More importantly, instead of isolating himself in his songs, on "Graffiti Bridge" Prince makes himself part of a group. The album is as democratic as it is idiosyncratic. A handful of the songs aspire to be anthems, and one of them, "New Power Generation," which pops up twice, all but declares itself to be one. Again, Prince does himself and us a favor by simplifying his lyrics to feel-good mantras. "We're the new power generation," he sings, "We wanna change the world / The only thing that's in our way is you / Your old-fashioned music, your old ideas / Sick and tired of you telling us what to do." Because Prince's lyrics have always worked a lot like religious dogma, the more facile they are, generally the more effective. Flattened to pure rhetoric or melodrama, they become professions of faith.

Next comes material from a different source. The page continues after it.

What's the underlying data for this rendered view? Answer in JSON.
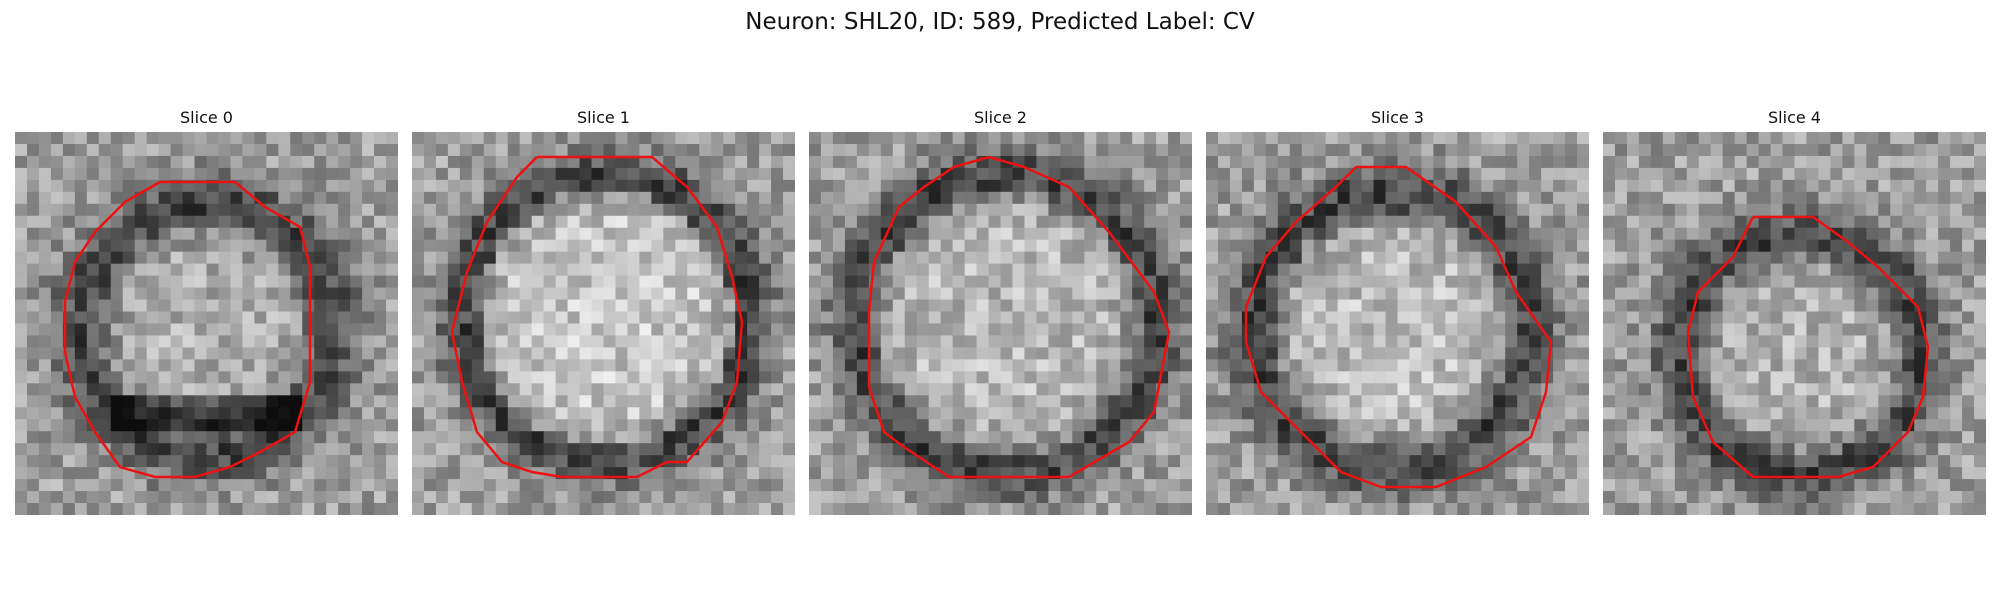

In the six years since "Purple Rain" sold 10 million copies, Prince's relationship with pop music, particularly black pop, has reversed itself. After inventing what became the dominant pop forms of the '80s in the beginning of the decade, Prince now seems to be experimenting with them from one step behind the pack. Since hip-hop established itself as a pop form and not just a cultural outlaw, Prince's harmonic inventions no longer feel like the vanguard. Pure rhythm is in; harmonic destruction is the order of the day.

Which is one reason that Prince, even when he was stumbling, was still so valuable. It's also why he may never be the force he once was again. But this won't stop Prince-watchers from watching for signs.